Aile ile ilgili uygulanan yasaların toplumun değerleriyle uyuşmadığına vurgu yapan Kurşun, “Dolayısıyla mensubu olduğumuz toplumun gelenekleri, görenekleri, örf ve adetleri, yerleşik inançları; Avrupa Birliği'ne uyum yasaları çerçevesinde getirilen bu yasanın ve aileye yönelik getirilen bu düzenlemeleri kaldıracak, bunu tolere edecek bir yapıda değil.

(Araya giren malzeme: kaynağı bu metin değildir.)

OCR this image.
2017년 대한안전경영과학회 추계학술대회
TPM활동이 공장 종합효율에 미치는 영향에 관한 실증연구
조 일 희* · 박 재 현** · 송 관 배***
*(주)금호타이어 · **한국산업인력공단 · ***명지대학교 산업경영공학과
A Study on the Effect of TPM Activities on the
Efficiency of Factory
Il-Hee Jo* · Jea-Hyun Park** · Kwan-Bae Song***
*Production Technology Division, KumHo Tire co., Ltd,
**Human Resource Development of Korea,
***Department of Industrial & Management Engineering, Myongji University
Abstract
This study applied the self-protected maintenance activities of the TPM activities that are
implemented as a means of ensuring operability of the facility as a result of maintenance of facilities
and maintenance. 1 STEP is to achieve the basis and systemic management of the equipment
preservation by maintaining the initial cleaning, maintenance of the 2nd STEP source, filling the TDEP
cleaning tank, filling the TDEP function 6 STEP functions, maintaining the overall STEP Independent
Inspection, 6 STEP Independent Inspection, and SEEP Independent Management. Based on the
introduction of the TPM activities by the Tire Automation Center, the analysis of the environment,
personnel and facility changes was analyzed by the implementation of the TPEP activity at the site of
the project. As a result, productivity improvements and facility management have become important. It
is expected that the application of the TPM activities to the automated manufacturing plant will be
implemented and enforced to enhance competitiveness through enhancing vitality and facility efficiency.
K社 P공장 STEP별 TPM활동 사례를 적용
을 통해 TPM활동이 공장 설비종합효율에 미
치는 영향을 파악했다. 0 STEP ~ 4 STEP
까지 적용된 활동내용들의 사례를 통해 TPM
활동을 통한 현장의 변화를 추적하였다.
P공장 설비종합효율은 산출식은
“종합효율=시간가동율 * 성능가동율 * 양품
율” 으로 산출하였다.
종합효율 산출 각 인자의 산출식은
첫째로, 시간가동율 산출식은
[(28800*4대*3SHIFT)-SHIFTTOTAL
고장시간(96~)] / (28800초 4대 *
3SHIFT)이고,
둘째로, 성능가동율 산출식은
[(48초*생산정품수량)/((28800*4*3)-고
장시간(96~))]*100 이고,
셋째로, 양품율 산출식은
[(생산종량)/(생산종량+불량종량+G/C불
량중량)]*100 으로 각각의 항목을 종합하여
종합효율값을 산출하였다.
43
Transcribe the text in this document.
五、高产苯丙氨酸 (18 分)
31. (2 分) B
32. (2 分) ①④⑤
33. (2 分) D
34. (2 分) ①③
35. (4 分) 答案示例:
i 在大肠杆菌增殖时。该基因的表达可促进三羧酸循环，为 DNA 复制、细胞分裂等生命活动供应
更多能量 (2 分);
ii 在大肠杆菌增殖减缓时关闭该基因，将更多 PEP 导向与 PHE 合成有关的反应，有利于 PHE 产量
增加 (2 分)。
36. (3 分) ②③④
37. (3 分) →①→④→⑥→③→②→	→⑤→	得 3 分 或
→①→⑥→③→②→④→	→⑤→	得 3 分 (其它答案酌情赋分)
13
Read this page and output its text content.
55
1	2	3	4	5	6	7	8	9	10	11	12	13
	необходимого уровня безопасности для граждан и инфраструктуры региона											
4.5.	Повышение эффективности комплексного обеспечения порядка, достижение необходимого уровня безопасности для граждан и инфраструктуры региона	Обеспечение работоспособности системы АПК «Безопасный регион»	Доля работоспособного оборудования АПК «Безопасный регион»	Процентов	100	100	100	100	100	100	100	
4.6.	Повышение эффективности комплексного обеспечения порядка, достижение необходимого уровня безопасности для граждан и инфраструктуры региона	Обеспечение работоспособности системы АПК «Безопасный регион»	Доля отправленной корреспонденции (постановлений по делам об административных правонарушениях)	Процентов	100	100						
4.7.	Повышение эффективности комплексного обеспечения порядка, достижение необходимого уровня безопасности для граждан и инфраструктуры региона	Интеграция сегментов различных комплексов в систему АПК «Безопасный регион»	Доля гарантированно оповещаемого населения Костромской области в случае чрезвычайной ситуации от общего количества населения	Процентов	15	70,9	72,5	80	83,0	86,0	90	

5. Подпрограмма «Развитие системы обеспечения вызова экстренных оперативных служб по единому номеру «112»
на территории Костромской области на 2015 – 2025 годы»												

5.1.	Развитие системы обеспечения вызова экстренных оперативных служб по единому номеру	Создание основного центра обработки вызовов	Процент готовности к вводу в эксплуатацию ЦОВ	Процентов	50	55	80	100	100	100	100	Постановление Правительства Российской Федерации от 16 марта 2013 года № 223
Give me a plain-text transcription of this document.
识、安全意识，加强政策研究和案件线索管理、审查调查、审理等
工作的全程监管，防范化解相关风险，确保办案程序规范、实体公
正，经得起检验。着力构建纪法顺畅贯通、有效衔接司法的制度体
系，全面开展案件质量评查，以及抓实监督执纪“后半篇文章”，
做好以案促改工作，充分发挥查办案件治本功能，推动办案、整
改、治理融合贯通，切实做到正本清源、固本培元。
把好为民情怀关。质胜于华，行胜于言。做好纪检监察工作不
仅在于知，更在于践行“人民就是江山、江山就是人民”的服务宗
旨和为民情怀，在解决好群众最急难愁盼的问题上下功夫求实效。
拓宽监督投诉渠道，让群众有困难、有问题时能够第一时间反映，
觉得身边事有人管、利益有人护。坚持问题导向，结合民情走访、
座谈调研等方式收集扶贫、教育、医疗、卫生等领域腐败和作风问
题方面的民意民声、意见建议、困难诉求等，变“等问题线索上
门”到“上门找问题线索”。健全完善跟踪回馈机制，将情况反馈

Zaten bundan dolayı özellikle kadın cinayetleri söz konusu oluyor. Bir erkek evinin geçimini sağlıyor, kadın da evde kadınlık rolünü yerine getiriyor. Ama erkek sesini yükselttiği zaman bu psikolojik bir şiddet olarak değerlendirilip, ‘alo aileyi yıkma hattı’ dediğimiz hattı yani ‘alo kadına yönelik şiddet’ hattını arıyor ve iki dakikanın içerisinde de polis geliyor. Evin reisini tabi daha önce evin reisi olarak biliyorduk ama maalesef reislik sıfatı kalktı ve artık erkekte kadın ile bir şekilde eşit bir hale geldi. Ama yasalar karşısında ise aslında kadın ile eşit bir konuma getirildi. Dolayısıyla erkek rahatlıkla kapı dışı edilebiliyor. Ama işin daha kötü tarafı erkek kapı dışarı edilirken, erkeğin nereye sığınacağı konusunda bir düzenleme yok, erkeğin sığınacağı bir kurum yok. Erkek parkta ya da arabasının içerisinde yatıyor. Nitekim geçen günlerde evden uzaklaştırılan bir erkek arabasında yatıyor, ısınmak için tüpü açıyor ve zehirlenerek vefat ediyor. Evden uzaklaştırılan bir erkek akrabalarına ve kardeşinin evine bile gitmek istemiyor. Çünkü aile meselesini onlara açmak istemediğinden dolayı dışarıda ya da imkânı varsa otelde yatıyor. Dolayısıyla da bu ciddi anlamda bir mağduriyete yol açıyor.” ifadelerini kullandı.
“İSTANBUL SÖZLEŞMESİ FESH EDİLMELİDİR”
İstanbul Sözleşmesi’nin bir an önce yürürlükten kaldırılması gerektiğini ifade eden Kurşun, son olarak şunları dile getirdi: “Bunu düzenleyecek hukuk birikimimiz var. Bugüne kadar gelen bir aile yapımız var. Bu aile yapısına uygun bir düzenlemenin İstanbul Sözleşmesi fesh edilerek tekrar hayata geçirilmesi gerekiyor. 6284 sayılı yasanın aynı şekilde revize edilmesi gerekiyor. Toplumdaki toplumsal cinsiyet rollerine uygun, toplumun örf ve adetlerine, genetik ve kültürel kodlarına uygun bir hale getirilmesi gerekiyor. Aksi takdirde maalesef kadın cinayetleri gittikçe artacaktır. Bunun bir şekilde önünün alınması gerekiyor. Buradan yetkililere özellikle Aile, Çalışma ve Sosyal Hizmetler Bakanlığı’na sesleniyorum; bu konuda bir komisyon oluşturulup, böyle daha bir insancıl geleneğimize, örfümüze ve aile yapımıza uygun bir yasal düzenleme yapılması gerektiğini düşünüyorum.”